DEV Community

Cover image for Using WebGPU to accelerate ML workloads in the browser
Matt Angelosanto for LogRocket

Posted on • Updated on • Originally published at blog.logrocket.com

Using WebGPU to accelerate ML workloads in the browser

Written by Muhammed Ali
✏️

As a web developer, you may come across a task that requires you to utilize the local GPU to improve application performance. WebGPU is a cutting-edge technology that promises to transform how we process machine learning workloads in the browser.

In this article, we embark on a journey to explore the remarkable fusion of WebGPU and machine learning, discovering how this potent combination accelerates ML workloads right within the confines of your browser. We'll delve into the mechanics of WebGPU, understand its implications for GPU computing, and unlock the potential of running machine learning models directly within web applications.

The evolution of web graphics and machine learning

In the past, graphics and machine learning tasks were largely separate domains.

Graphics rendering was primarily handled by the GPU, and machine learning was executed on traditional CPUs. As web applications and user expectations evolved, there emerged a need for more seamless integration of graphics and machine learning to deliver richer and more interactive web experiences.

Users wanted web applications that could not only display visually stunning graphics, but also perform complex tasks, such as real-time image recognition, natural language processing (NLP), and recommendation systems. This required a shift towards leveraging the immense parallel processing power of GPUs.
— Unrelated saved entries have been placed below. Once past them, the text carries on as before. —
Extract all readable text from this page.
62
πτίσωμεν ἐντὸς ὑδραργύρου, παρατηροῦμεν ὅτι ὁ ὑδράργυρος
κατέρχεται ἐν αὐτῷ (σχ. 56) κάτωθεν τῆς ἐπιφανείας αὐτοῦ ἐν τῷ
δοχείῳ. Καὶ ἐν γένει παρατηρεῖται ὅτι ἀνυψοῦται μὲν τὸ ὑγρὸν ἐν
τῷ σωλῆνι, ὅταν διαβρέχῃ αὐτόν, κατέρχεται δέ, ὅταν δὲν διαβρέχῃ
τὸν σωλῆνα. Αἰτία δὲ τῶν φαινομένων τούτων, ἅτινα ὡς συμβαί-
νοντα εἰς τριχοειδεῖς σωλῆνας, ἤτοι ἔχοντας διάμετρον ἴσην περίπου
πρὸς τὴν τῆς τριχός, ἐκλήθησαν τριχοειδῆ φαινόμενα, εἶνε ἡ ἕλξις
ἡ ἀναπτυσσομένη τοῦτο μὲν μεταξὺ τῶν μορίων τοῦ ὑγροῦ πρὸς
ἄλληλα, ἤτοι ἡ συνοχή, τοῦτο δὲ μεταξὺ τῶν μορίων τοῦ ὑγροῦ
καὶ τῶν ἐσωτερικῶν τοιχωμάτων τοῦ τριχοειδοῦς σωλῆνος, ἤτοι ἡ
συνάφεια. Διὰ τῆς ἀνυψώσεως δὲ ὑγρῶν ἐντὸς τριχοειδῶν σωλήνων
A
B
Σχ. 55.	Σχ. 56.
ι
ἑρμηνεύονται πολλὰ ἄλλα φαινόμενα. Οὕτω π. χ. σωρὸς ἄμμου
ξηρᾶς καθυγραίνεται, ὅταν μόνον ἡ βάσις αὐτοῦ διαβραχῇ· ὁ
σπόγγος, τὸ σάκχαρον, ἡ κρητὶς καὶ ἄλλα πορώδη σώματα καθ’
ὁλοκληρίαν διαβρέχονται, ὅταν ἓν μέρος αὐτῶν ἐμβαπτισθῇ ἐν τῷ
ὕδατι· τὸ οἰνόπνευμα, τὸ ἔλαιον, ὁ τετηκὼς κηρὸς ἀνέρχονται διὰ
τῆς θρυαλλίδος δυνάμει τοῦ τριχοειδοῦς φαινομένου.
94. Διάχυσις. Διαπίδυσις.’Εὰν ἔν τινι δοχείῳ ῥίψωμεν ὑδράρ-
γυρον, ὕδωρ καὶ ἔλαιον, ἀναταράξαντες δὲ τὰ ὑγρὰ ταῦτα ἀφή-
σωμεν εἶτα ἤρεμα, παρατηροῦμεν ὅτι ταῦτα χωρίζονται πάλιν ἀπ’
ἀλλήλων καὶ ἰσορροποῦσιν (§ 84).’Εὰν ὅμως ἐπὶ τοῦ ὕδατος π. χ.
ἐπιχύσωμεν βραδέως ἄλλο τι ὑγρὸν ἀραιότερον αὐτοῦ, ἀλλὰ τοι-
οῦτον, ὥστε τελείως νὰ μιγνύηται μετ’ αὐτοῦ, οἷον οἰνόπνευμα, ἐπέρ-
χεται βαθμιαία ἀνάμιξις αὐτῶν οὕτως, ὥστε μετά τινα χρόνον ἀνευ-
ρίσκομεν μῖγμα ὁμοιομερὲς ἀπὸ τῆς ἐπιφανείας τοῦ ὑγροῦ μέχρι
GPU's role in accelerating training and inference operations

The machine learning workflow consists of two main steps:

  1. Training: This is the process of teaching an ML model by feeding it a labeled dataset and adjusting its internal parameters (weights and biases) to minimize the prediction errors
  2. Inference: Once a machine learning model is trained, it can make predictions on new, unseen data

GPUs play a crucial role in accelerating the training and inference operations, particularly neural networks. Here's how GPUs contribute to faster and more efficient machine learning:

  1. Parallelism: GPUs can simultaneously perform matrix multiplications and other mathematical operations involved in training and inference, greatly speeding up these processes
  2. Performance: GPUs enable high-throughput operations, making it suitable for the data-intensive nature of model training
  3. Model deployment: GPUs can be used for on-device inference in mobile and edge devices, allowing for real-time, low-latency predictions

How WebGPU enables efficient GPU utilization

WebGPU is a new standard that addresses the need to harness the capabilities of modern GPUs in web development. It provides an API for utilizing the GPU in a web-friendly manner. WebGPU is designed to work seamlessly with both graphics rendering and machine learning tasks, bridging the gap between these traditionally separate domains.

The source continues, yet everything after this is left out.